Following Prince's death in 2016, Bruce Springsteen and the E Street Band performed "Purple Rain" three times during their The River Tour. Springsteen would again perform the song as an encore during the band's Minneapolis stop of Land of Hope and Dreams American Tour at Target Center. "Purple Rain" was one of several Prince songs used in the one-hundredth episode of the ABC sitcom Black-ish, which was also named after the song, and first aired on November 13, 2018. The episode was a tribute to Prince's musical and cultural legacy, and included performances of his songs by members of the cast.

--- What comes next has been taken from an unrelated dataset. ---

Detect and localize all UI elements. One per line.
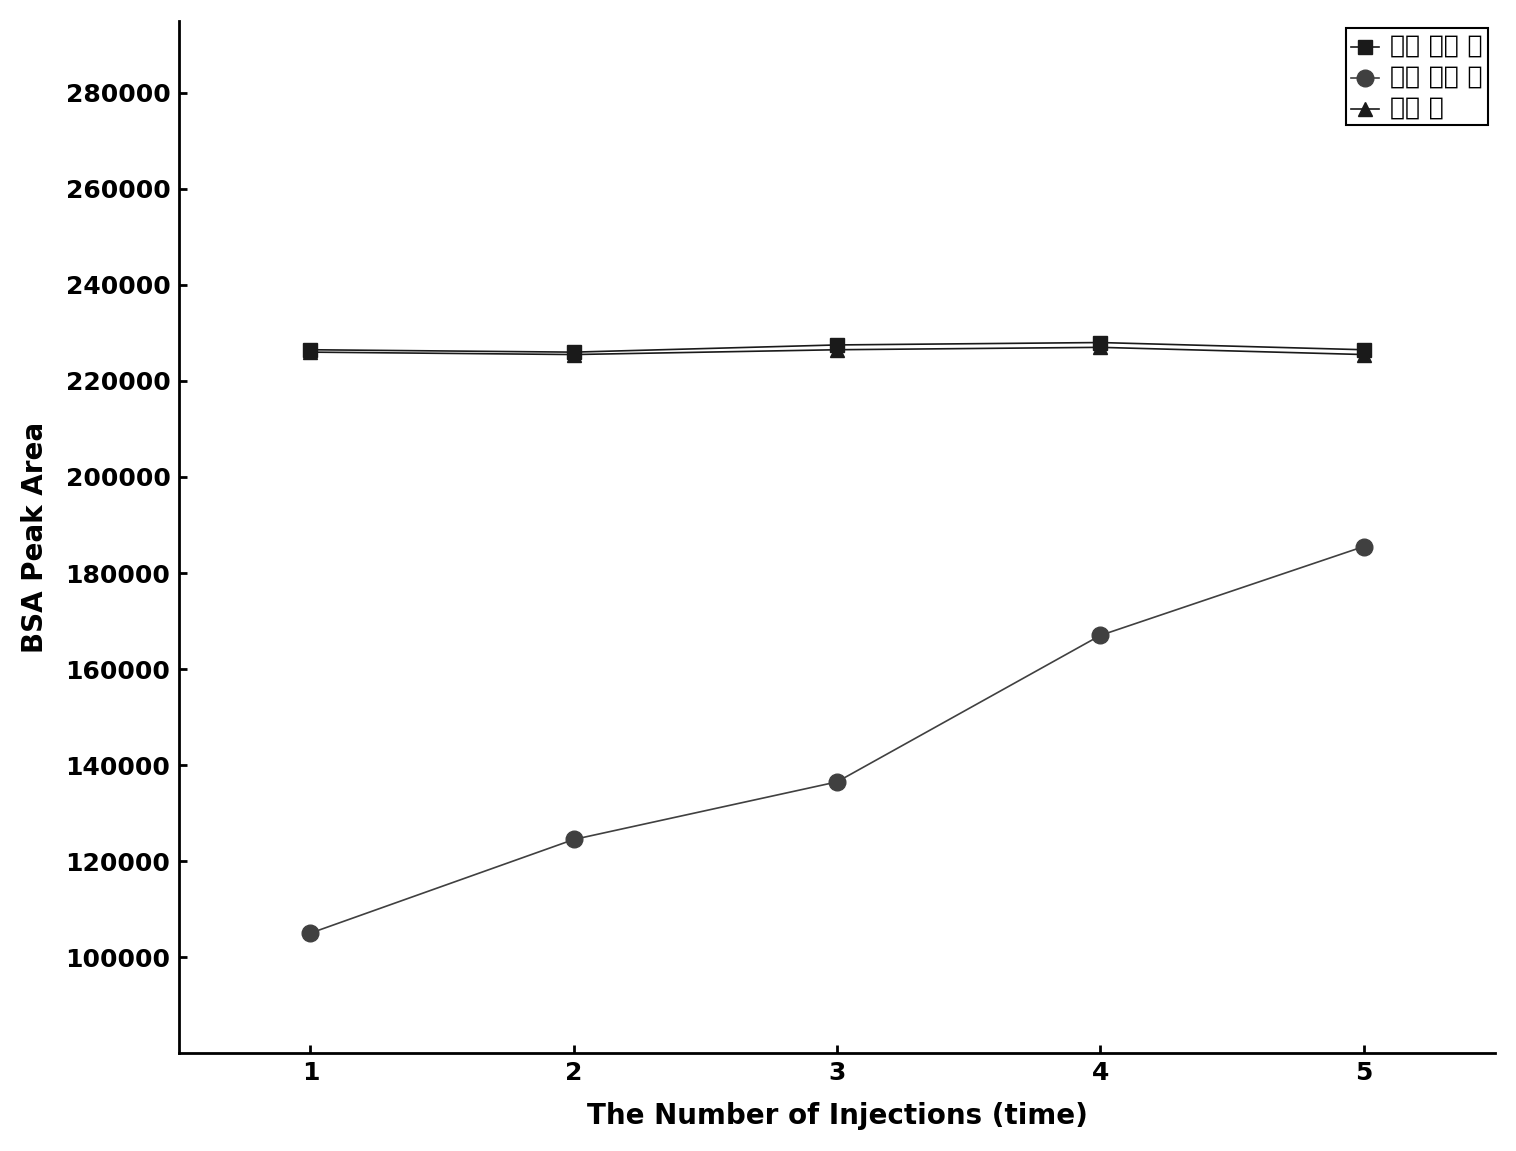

In 2025, "Purple Rain" was used to soundtrack a climactic sequence in "Chapter Eight: The Rightside Up", the series finale of the Netflix series Stranger Things. Prince's song "When Doves Cry" was also featured earlier in the episode. The original songs had never been used in a film or television show; series co-creator Matt Duffer attributed the Prince estate's willingness to allow the song's use to the success enjoyed by Kate Bush's "Running Up That Hill", following that song's inclusion in the series.

== Personnel ==
Credits adapted from the liner notes of Purple Rain.
- Prince – lead and backing vocals, electric lead guitar, synthesizers, string arrangement
- Wendy Melvoin – electric rhythm guitar, backing vocals, string conductor
- Lisa Coleman – synthesizers, backing vocals, string arrangement, string conductor
- Matt Fink – Yamaha CP-70 electric grand piano, backing vocals
- Brown Mark – bass guitar, backing vocals
- Bobby Z. – Simmons SDSV, Linn LM-1, cymbals
- Novi Novog – violin, viola
- David Coleman – cello
- Suzie Katayama – cello

== Charts ==

=== Weekly charts ===

Weekly chart performance for "Purple Rain"
| Chart (1984–2016) | Peak position |
|---|---|
| Australia (ARIA) | 3 |
| Austria (Ö3 Austria Top 40) | 4 |
| Belgium (Ultratop 50 Flanders) | 1 |
| Belgium (VRT Top 30 Flanders) | 1 |
| Canada Top Singles (RPM) | 3 |
| Finland (Suomen virallinen lista) | 1 |
| France (SNEP) | 1 |
| Guatemala (UPI) | 3 |
| Ireland (IRMA) | 8 |
| Italy (FIMI) | 32 |
| Japan Hot 100 (Billboard) | 30 |
| Luxembourg (Radio Luxembourg) | 5 |
| Netherlands (Dutch Top 40) | 1 |
| Netherlands (Single Top 100) | 1 |
| New Zealand (Recorded Music NZ) | 8 |
| Norway (VG-lista) | 5 |
| Scottish Singles Sales (Official Charts) | 1 |
| Spain (Promusicae) | 2 |
| Sweden (Sverigetopplistan) | 5 |
| Switzerland (Schweizer Hitparade) | 4 |
| UK Singles (Official Charts) | 6 |
| UK Hip Hop/R&B (Official Charts) | 3 |
| US Billboard Hot 100 | 2 |
| US Hot R&B/Hip-Hop Songs (Billboard) | 3 |
| US Hot Rock Songs (Billboard) | 1 |
| US Cash Box Top 100 | 1 |
| West Germany (GfK) | 5 |

Weekly chart performance for "Purple Rain"
| Chart (2026) | Peak position |
|---|---|
| France (SNEP) Live version | 162 |
| Global 200 (Billboard) | 30 |
| Greece International (IFPI) | 7 |
| Lithuania (AGATA) | 19 |
| UK Singles (Official Charts) | 12 |
| UK Hip Hop/R&B (Official Charts) | 2 |

=== Year-end charts ===

1984 year-end chart performance for "Purple Rain"
| Chart (1984–1985) | Rank |
|---|---|
| Belgium (Ultratop 50 Flanders) | 6 |
| Canada Top Singles (RPM) | 37 |
| Netherlands (Dutch Top 40) | 5 |
| Netherlands (Single Top 100) | 3 |
| US Cash Box Top 100 | 17 |

2016 year-end chart performance for "Purple Rain"
| Chart (2016) | Rank |
|---|---|
| US Hot Rock Songs (Billboard) | 22 |

== Certifications and sales ==

Certifications and sales for "Purple Rain"
| Region | Certification | Certified units/sales |
| Australia (ARIA) | 4× Platinum | 280,000^{‡} |
| Denmark (IFPI Danmark) | Platinum | 90,000^{‡} |
| Italy (FIMI) sales since 2009 | Platinum | 100,000^{‡} |
| New Zealand (RMNZ) | 5× Platinum | 150,000^{‡} |
| Spain (Promusicae) | Gold | 30,000^{‡} |
| United Kingdom (BPI) | 3× Platinum | 1,800,000^{‡} |
| United States (RIAA) 1984 physical sales | Gold | 1,000,000^{^} |
| United States digital sales | — | 1,720,968 |
Streaming
| Greece (IFPI Greece) | Platinum | 2,000,000^{†} |
^{^} Shipments figures based on certification alone. ^{‡} Sales+streaming figures based on certification alone. ^{†} Streaming-only figures based on certification alone.